The idea of a vegetable salad today is a mix of mostly lettuce leaves, tomato, onions, and other fresh vegetables. But before this Western dish came to this part of the world, Filipinos already have their own version of the vegetable mix—the ensalada.
I don’t know if we got the inspiration from the Spanish but the word ensalada was borrowed from them. The greens we use, however, are far from the lettuce people use today. We use what’s commonly available in our own backyards making them cheap to make. A basic Filipino salad is composed of one kind of green vegetable mixed with tomatoes and onions. Dressings vary as well, from the use of bagoong (shrimp/fish paste) to vinegar. Here are some of the most common local salads:
TALBOS NG KAMOTE
Kamote or sweet potato is widely common in the country. It’s easy to grow and much easier to maintain, which makes it a good source of food. Filipinos use the plant’s tops in the salad. These are handpicked, cleaned, then boiled. Then it is mixed with slices of onions and vegetables. The dressing is just fish paste heated in oil or sauteed shrimp paste.
Lato or arosep is a kind of seaweed that is common in Philippine waters. Also called sea grapes, it resembles small grapes but the plump “fruits” only contain water. The seaweed is best eaten fresh and usually mixed with tomatoes and onions. Dressing is either vinegar or fish paste.
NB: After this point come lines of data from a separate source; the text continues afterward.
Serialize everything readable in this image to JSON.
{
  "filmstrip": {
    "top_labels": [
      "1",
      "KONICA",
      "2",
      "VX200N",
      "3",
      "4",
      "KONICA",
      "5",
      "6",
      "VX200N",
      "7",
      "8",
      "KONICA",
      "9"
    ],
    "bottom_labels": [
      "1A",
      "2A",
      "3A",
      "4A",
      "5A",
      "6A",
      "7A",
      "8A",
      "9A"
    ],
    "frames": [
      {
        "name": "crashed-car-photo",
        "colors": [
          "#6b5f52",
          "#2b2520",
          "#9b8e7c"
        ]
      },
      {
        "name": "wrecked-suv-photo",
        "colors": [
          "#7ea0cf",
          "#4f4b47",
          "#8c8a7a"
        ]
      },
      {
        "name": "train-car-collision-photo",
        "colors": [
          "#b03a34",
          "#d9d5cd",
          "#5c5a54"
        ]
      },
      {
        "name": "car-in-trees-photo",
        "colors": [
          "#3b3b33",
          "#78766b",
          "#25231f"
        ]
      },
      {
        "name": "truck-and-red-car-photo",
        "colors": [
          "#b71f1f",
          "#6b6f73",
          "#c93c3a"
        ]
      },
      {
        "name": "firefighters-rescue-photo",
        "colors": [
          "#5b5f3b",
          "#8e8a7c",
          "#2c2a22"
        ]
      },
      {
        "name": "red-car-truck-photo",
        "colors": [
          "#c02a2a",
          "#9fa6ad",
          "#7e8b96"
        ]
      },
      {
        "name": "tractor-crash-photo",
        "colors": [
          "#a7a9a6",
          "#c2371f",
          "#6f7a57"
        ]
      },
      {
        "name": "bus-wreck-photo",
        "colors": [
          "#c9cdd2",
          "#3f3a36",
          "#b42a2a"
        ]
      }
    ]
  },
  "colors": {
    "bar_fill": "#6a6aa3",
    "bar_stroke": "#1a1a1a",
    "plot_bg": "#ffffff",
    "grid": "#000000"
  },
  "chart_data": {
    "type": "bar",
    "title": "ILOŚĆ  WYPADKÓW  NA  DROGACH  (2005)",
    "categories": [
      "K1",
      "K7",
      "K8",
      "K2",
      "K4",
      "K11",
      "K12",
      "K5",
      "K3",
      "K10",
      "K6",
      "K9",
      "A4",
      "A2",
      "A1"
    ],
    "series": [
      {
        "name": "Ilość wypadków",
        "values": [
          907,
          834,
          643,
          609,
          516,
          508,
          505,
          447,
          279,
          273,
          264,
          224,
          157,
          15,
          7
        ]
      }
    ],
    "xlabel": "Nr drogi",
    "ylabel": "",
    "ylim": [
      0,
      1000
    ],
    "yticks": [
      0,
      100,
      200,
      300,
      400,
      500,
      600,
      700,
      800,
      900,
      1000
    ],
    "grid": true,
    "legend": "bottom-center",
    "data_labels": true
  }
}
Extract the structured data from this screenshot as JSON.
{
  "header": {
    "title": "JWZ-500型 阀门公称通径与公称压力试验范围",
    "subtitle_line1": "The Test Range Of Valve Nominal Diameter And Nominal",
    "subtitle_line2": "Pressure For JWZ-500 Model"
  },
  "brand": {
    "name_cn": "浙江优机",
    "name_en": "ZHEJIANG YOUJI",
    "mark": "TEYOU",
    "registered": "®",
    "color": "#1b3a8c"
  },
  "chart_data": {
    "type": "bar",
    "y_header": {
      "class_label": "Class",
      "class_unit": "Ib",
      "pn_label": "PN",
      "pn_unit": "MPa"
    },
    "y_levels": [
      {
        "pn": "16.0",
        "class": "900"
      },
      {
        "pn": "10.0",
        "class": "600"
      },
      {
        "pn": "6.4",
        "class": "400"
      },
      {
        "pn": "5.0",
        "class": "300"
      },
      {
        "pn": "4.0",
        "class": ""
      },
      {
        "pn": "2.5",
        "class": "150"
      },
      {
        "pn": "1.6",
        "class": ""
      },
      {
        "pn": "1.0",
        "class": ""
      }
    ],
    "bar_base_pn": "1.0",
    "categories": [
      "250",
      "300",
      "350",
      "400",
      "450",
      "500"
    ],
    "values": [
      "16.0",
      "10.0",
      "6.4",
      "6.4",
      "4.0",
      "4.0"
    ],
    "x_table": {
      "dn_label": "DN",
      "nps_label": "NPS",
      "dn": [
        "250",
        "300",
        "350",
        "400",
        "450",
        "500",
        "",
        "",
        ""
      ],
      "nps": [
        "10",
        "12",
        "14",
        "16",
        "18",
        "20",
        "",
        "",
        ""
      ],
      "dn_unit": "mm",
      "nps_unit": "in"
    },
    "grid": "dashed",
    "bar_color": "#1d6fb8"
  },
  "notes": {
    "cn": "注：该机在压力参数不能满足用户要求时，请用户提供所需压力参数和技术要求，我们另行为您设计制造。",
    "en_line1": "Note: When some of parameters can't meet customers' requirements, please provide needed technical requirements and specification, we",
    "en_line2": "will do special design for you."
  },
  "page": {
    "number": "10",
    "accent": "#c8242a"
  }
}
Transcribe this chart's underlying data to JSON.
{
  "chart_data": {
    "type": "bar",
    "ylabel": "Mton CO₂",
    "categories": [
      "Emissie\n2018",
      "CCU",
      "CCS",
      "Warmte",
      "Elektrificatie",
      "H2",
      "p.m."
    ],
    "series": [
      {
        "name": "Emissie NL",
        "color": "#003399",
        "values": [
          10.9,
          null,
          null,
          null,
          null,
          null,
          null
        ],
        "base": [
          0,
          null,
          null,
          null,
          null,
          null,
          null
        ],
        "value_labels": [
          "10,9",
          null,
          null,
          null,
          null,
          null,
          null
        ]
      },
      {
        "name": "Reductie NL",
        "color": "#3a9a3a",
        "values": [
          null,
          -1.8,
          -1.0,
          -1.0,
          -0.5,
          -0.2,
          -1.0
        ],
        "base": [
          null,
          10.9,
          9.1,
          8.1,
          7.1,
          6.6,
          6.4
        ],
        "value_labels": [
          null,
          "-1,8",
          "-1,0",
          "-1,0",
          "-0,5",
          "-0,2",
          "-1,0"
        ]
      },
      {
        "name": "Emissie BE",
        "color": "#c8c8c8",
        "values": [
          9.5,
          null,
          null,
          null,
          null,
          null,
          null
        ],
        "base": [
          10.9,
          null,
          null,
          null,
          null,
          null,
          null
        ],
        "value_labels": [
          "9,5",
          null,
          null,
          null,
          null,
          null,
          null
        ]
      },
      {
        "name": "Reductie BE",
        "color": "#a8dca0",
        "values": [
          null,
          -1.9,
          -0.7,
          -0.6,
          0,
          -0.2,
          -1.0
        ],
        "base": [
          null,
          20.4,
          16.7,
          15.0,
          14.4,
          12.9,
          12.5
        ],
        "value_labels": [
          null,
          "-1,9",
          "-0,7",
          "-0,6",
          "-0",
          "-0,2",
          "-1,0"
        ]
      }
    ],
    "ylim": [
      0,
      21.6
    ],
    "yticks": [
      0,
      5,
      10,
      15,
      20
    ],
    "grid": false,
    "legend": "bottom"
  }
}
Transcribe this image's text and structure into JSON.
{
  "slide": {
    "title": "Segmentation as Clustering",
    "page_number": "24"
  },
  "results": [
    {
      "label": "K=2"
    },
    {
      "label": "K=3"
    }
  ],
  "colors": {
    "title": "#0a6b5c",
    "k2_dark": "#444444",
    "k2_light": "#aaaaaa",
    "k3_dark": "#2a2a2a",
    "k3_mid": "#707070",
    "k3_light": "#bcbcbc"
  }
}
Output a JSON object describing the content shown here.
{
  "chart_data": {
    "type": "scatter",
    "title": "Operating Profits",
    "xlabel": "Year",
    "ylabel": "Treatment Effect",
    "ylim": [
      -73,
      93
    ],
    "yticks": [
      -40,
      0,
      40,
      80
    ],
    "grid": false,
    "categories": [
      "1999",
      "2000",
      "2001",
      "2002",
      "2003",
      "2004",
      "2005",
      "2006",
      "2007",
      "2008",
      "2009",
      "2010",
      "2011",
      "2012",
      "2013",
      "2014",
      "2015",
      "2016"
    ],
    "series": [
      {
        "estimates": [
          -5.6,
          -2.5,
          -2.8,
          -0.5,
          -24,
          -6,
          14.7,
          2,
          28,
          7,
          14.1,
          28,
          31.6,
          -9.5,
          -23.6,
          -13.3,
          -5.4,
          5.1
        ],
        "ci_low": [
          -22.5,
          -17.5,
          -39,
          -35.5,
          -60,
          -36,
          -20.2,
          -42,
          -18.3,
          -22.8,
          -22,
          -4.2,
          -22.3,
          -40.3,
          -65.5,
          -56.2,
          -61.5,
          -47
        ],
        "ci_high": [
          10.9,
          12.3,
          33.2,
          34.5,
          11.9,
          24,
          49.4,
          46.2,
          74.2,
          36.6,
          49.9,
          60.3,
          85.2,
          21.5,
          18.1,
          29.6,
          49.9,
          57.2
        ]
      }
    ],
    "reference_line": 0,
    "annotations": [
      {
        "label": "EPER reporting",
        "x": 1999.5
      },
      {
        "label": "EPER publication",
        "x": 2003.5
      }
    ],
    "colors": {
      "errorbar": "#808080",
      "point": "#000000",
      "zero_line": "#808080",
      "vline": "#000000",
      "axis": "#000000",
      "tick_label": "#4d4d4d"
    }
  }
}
This is my personal favorite. I love pako salad. I first had this in Ilocos and have craved for it ever since. Pako or fiddlehead fern is usually harvested in Philippine rainforests and is rich in potassium, vitamins A and C. These furled fronds are also used in other parts of the world. In the Philippines, it is blanched first then mixed with tomatoes, onions, and topped with slices of salted egg. It is tossed in a vinegar dressing—vinegar, sugar, and ground black pepper mixture.
HILAW NA MANGGA
This is probably the most favorite among all Pinoy salads. This is the only salad that uses a fruit as its main ingredient—green mangoes. Mangoes are widely common in the Philippines. In fact, we produce the sweetest mangoes in the world. But unripe mangoes are very sour, although may be eaten alone with shrimp paste or salt. The salad tosses the mango with tomatoes, onions, and a very salty shrimp paste. Best paired with grilled meat.
Talong or eggplant is another common vegetable in the country. This salad requires roasting of the eggplant over direct fire or hot charcoal. This burns the skin of the vegetable and softens its flesh. Peel the burnt skin and spread out the flesh of several eggplants on a plate. Then sprinkle chopped tomatoes and onions and serve shrimp paste on the side.
This salad is good if done right. Mustasa is mustard greens and it has a pungent and strong peppery flavor if eaten fresh. The key here is soaking the leaves in a saline solution or simply washing them and adding salt then squeezing them to get rid of the strong taste. It’s also key to let it sit in the vinegar dressing for a few minutes before serving. Other ingredients in a typical mustasa salad is like pako‘s—tomato, onion, and salted egg.
Did I miss any Pinoy salad? What is your favorite?